In dem Lager leben rund 1000 Menschen, die überwiegend aus Afghanistan, Syrien und dem Irak stammen. Mutig und ohne Berührungsängste begab sich Reul unter diese Flüchtlinge, die ihn jedoch plötzlich bedrängten, um bei dem prominenten Besucher Gehör zu finden. Sie drohten damit, die Delegation einzukesseln, falls er nicht mit ihnen sprechen würde. Reul war natürlich sofort zum Dialog bereit, und so beklagten die Flüchtlinge die schlechten Zustände im Lager. Die Gassen seien am Vortag eigens für den Besuch aus Deutschland aufgeräumt und herausgeputzt worden, was die Insassen anhand von Handyaufnahmen belegten, mit denen sie die den Zustand des Lagers vor der Putzaktion dokumentierten. Darauf waren Bilder von Müllbergen und brennendem Schütt zu sehen. Zudem beklagten die Bewohner die schlechte medizinische Versorgung und die fehlende schulische Betreuung der Kinder.

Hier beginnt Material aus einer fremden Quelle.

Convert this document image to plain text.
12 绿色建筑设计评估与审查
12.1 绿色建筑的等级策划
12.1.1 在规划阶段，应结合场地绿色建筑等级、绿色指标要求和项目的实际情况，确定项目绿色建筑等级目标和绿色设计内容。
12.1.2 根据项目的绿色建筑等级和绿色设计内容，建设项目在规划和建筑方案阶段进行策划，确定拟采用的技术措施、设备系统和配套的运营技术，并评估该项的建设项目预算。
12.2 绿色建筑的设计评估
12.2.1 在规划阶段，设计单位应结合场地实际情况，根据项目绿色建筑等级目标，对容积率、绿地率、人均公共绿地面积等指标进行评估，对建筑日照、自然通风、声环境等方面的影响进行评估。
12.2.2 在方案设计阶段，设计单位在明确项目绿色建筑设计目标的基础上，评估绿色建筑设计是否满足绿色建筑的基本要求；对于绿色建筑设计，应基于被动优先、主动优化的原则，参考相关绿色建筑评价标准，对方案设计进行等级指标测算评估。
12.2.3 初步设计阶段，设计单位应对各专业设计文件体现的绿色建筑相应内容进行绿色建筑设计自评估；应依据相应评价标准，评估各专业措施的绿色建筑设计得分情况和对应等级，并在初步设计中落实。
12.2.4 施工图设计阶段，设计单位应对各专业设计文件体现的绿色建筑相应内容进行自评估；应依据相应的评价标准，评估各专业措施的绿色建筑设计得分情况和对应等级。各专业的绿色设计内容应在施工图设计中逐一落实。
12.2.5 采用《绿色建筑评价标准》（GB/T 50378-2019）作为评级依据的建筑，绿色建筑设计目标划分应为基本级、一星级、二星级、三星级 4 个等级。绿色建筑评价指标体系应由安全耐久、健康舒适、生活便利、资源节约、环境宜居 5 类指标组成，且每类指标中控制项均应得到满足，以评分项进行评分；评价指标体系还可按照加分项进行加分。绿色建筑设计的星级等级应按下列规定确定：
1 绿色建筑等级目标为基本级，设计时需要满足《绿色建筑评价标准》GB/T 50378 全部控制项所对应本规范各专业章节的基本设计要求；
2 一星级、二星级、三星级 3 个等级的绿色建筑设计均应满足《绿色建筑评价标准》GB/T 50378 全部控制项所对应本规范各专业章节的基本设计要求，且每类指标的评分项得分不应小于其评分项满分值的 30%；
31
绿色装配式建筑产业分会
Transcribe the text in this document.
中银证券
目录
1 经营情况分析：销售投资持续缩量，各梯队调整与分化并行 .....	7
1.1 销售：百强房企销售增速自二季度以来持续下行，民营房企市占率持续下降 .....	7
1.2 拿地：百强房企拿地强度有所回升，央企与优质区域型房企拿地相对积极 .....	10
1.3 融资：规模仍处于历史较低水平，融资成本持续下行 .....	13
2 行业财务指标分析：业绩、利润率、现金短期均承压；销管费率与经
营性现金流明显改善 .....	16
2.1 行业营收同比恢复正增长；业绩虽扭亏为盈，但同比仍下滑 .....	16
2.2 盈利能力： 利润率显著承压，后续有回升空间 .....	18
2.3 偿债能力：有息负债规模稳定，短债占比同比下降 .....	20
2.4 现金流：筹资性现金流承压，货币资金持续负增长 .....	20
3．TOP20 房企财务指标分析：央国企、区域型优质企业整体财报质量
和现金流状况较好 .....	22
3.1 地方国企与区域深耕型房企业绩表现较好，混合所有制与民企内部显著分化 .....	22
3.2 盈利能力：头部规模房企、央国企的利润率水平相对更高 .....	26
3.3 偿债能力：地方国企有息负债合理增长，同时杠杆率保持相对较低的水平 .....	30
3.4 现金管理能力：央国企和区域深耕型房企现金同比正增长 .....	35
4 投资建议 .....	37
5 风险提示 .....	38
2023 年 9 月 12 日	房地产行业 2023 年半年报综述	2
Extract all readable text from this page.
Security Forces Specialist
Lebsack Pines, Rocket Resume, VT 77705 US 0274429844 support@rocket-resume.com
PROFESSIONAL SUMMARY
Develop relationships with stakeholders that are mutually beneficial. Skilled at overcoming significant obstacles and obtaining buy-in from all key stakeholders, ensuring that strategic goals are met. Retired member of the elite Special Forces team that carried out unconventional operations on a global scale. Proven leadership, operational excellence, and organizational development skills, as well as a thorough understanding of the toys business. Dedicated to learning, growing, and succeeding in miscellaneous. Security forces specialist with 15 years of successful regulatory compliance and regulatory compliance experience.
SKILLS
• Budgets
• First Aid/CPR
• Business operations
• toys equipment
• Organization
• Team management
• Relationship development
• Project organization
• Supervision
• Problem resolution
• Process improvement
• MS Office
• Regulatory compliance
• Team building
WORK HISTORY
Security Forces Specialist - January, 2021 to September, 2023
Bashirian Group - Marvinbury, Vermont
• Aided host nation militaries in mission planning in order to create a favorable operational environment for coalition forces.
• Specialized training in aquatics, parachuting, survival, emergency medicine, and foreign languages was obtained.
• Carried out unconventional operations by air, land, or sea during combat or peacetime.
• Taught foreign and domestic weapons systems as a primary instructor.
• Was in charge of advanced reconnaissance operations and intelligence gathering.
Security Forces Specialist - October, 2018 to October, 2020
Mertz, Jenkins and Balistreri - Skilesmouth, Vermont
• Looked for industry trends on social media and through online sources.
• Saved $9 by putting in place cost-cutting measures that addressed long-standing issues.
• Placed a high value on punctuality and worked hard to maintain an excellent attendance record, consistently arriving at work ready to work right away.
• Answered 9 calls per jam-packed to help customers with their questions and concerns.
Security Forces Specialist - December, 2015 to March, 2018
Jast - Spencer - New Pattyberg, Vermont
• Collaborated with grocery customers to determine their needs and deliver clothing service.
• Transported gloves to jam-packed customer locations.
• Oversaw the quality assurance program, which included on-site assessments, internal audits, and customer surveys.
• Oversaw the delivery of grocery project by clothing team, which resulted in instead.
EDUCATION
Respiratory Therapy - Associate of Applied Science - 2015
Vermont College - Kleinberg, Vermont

Als aber die Flüchtling nicht von Reul abließen, brachen Vertreter des griechischen Flüchtlingsministeriums das Gespräch schließlich ab. Der deutsche Politiker wurde von Sicherheitsbeamten zum Delegationsbus eskortiert. Da die Situation unübersichtlich wurde, brachte man das Escape-Car der griechischen Polizei, das für den Notfall stets in der Nähe des Ministers bereitstand, in Stellung. [4] Das ginge denn doch zu weit, wenn ein deutscher Politiker vor Flüchtlingen flüchten müßte!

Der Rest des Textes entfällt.